Economists, Dr Adu Owusu Sarkodie, says government must focus on getting the interest rates charged by financial institutions to drop to a single digit.
Ghana has over the period witnessed high-interest rates, despite the marginal reduction in the past few years.
He believes that a high-interest rate is a disincentive to the private sector which is the engine of growth for the country.
Speaking on GhanaWeb’s BizTech show, Dr Adu Sarkodie said a single-digit interest rate would be the decisive breakthrough for the private sector.
"The interest rates in Ghana are still relatively high. We are still in double digits interest rates in Ghana whereas what the Ghanaian private sector is looking at is single-digit rates of interest.
"The entrepreneurial capacity and capabilities of the Ghanaian is no longer an issue."But where does the entrepreneur turn to for the 50, 100, 200,000 dollar initial support? He goes to microfinance institutions who are taking not just an arm and a leg but both arms and legs in terms of interest rates" he said.
The economist also indicated that a single-digit interest rate would help the agricultural and industrial sectors to expand and create more jobs for Ghanaians.

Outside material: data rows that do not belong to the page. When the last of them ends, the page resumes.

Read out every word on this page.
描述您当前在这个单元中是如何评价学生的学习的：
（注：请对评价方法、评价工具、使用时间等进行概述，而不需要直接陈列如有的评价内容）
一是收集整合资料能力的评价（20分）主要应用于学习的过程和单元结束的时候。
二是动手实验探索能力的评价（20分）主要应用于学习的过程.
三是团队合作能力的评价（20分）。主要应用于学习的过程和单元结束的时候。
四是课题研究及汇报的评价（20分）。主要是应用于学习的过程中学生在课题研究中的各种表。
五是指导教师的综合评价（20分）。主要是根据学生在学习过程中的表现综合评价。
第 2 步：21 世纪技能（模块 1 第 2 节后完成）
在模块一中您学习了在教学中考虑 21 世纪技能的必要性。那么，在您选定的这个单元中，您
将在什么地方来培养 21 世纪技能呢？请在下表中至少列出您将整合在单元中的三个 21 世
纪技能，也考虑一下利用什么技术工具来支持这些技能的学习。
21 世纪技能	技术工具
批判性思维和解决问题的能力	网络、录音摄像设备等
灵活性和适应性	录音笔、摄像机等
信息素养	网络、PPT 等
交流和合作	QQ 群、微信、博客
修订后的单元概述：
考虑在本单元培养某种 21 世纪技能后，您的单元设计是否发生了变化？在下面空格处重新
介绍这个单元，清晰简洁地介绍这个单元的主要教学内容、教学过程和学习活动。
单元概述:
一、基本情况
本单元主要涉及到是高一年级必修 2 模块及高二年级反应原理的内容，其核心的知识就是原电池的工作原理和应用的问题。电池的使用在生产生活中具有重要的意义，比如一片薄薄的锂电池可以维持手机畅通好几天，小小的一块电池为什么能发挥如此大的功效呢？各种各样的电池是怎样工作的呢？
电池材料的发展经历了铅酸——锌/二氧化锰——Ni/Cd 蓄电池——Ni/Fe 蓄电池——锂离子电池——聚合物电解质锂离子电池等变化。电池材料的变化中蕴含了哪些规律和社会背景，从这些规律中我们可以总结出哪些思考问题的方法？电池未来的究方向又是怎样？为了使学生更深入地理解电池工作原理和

He, however, charged the government to ensure fiscal rectitude for a robust economy.
The Monetary Policy Committee (MPC) of the Bank of Ghana (BoG) is scheduled to from today September 22, 2020, to Friday, September 25, 2020, hold its regular meetings.
The Committee is also expected to announce the Monetary Policy Rate which is of keen interest to businesses as it influences the interest rate on loans and determines the rate at which the central banks lend to commercial banks.
At its 95th meeting in July this year, the central bank kept its monetary policy rate unchanged at 14.5 percent with the Governor of the Central bank, Dr Ernest Addison attributing the verdict to disruptions in the economy triggered largely by the COVID-19 pandemic.